Et vous, quels sont les gens qui vous attirent ?

- Très souvent ceux que je ne peux pas approcher, docteur ! Ceux qui ont un sens de la folie. La vie est déjà suffisamment laborieuse et triste, on ne va pas s’ennuyer avec les gens qui ont des problèmes dentaires !

Même en traitant des sujets durs ou morbides, vos chansons sont très gaies, non ?

- Parce qu’elles sont cyniques. Le cynisme, ça sauve tout !

Etes-vous croyante ?

- Non. Par contre, je peux être intéressée par quelqu’un comme Ste Thérèse d’Avila, qui était une folle à lier elle aussi !

‘Aussi’ ?! Vous vous considérez comme folle à lier ?

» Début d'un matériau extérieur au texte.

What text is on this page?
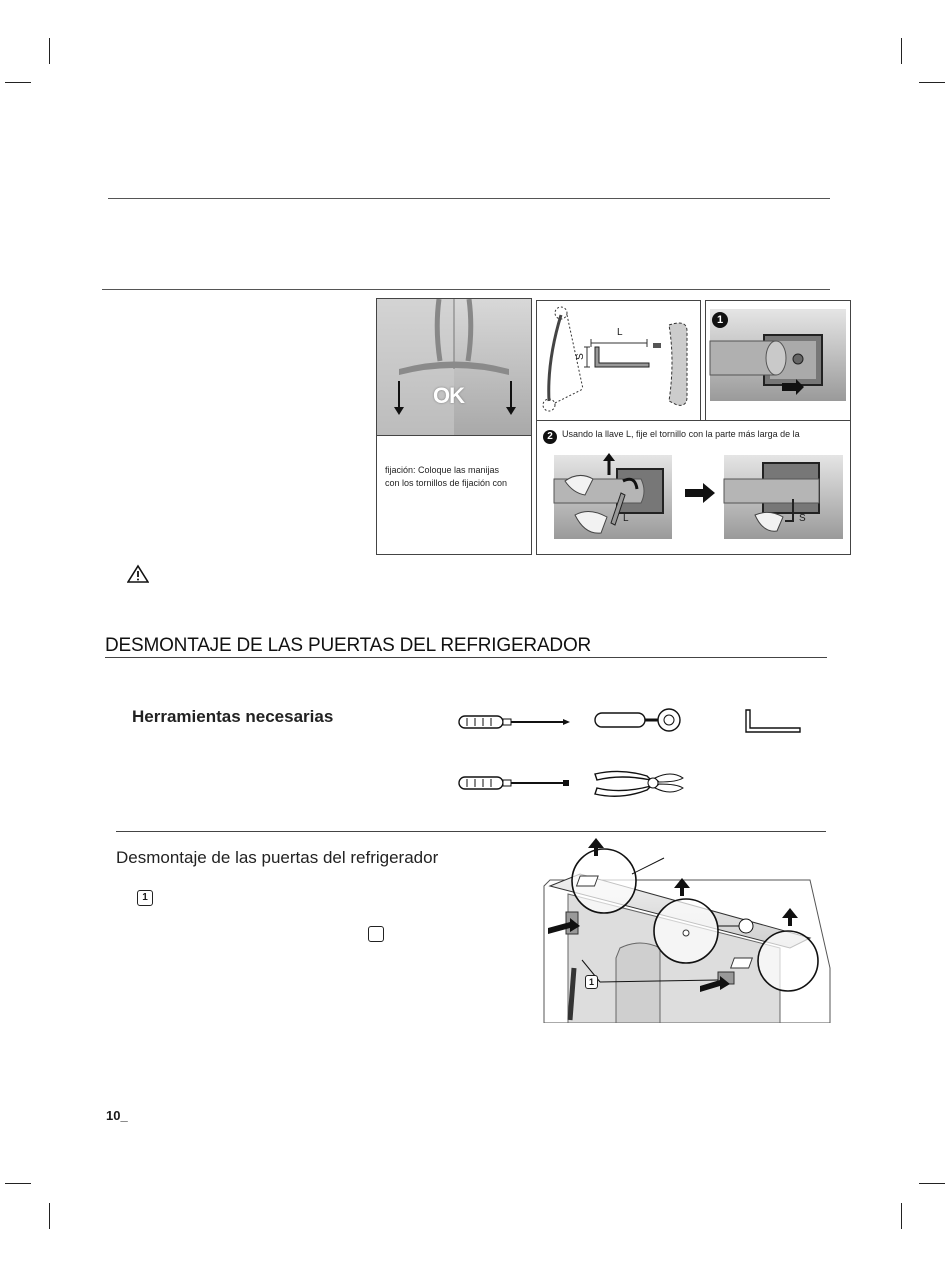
OK
fijación: Coloque las manijas
con los tornillos de fijación con
L
S
1
2	Usando la llave L, fije el tornillo con la parte más larga de la
L	S
DESMONTAJE DE LAS PUERTAS DEL REFRIGERADOR
Herramientas necesarias
Desmontaje de las puertas del refrigerador
1
1
10_
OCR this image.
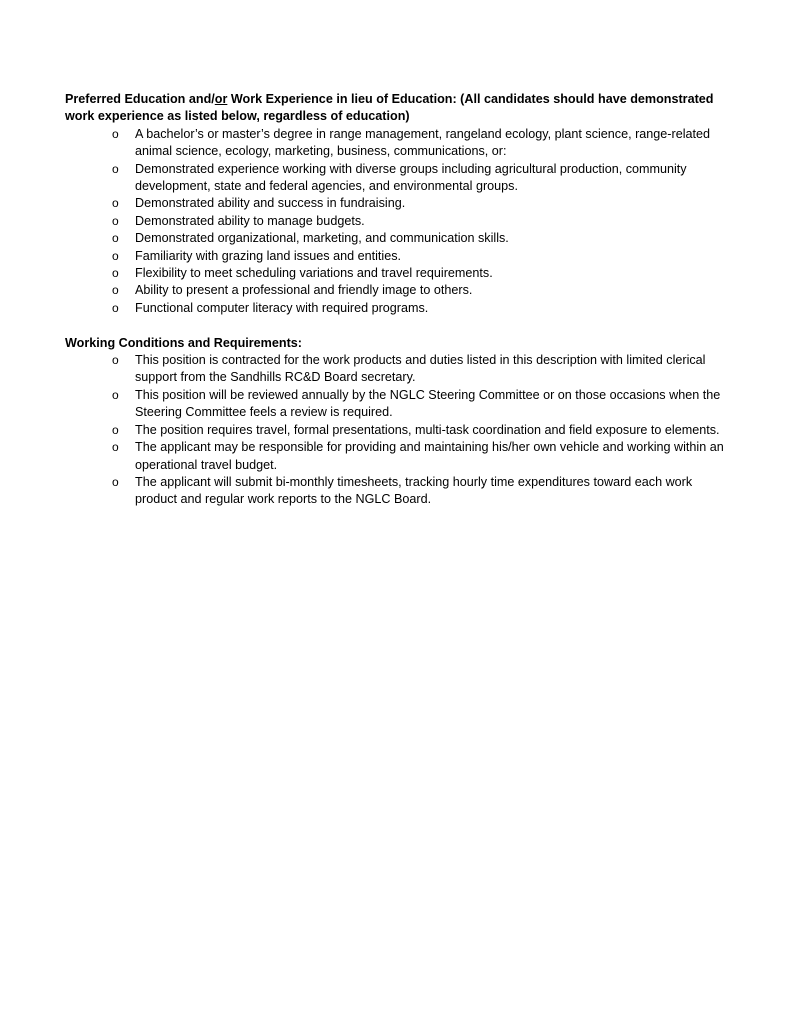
Preferred Education and/or Work Experience in lieu of Education: (All candidates should have demonstrated work experience as listed below, regardless of education)

o A bachelor’s or master’s degree in range management, rangeland ecology, plant science, range-related animal science, ecology, marketing, business, communications, or:
o Demonstrated experience working with diverse groups including agricultural production, community development, state and federal agencies, and environmental groups.
o Demonstrated ability and success in fundraising.
o Demonstrated ability to manage budgets.
o Demonstrated organizational, marketing, and communication skills.
o Familiarity with grazing land issues and entities.
o Flexibility to meet scheduling variations and travel requirements.
o Ability to present a professional and friendly image to others.
o Functional computer literacy with required programs.

Working Conditions and Requirements:

o This position is contracted for the work products and duties listed in this description with limited clerical support from the Sandhills RC&D Board secretary.
o This position will be reviewed annually by the NGLC Steering Committee or on those occasions when the Steering Committee feels a review is required.
o The position requires travel, formal presentations, multi-task coordination and field exposure to elements.
o The applicant may be responsible for providing and maintaining his/her own vehicle and working within an operational travel budget.
o The applicant will submit bi-monthly timesheets, tracking hourly time expenditures toward each work product and regular work reports to the NGLC Board.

- C’est un peu l’image que je donne dans ce que je fais. Je crois être quelqu’un de pas fou du tout ! Dans la vie, on a tous des moments d’égarement, mais je suis seule dans ce cas-là, il n’y a que mon singe qui me regarde avec des yeux ronds !

Vous pourriez me définir votre caractère ?

- (en secouant énergiquement la tête) Non ! (rires) Caractérielle ?

Bon alors, pensez-vous bien vous connaître ?

- Oui, oh oui ! Dommage, mais oui…

Avez-vous trouvé ce que vous vouliez vraiment faire dans la vie ?

- Voilà le genre de questions auquel je ne réponds pas ! (rires) L’avenir dira si on m’a pendue pour ça !

Avez-vous envie de faire autre chose aussi ?

- Je veux réussir dans tous les domaines, ne pas faire la même chose pendant vingt ans. Chanson, cinéma, m’occuper d’animaux à cinquante ans, pourquoi pas, tout et rien !

Fonder une famille ?

- Non, le pauvre, pauvre enfant ! Je n’en ai tout simplement pas envie.

Pensez-vous que chacun suit une destinée bien précise ?

- C’est cruel mais je pense que oui. Après, c’est une question de volonté. A nous d’affiner les gros traits qui nous sont tracés.

Où sont l’enfer et le paradis pour vous ?

- L’enfer, c’est d’être là et le paradis, c’est d’être là aussi ! Vraiment, l’enfer, c’est la maladie, la pire chose qui puisse arriver à quelqu’un. Et puis « L’enfer, c’est les autres » comme disait je ne sais plus qui !

Oui, l’autre, là !

-          (rires dans tous les coins)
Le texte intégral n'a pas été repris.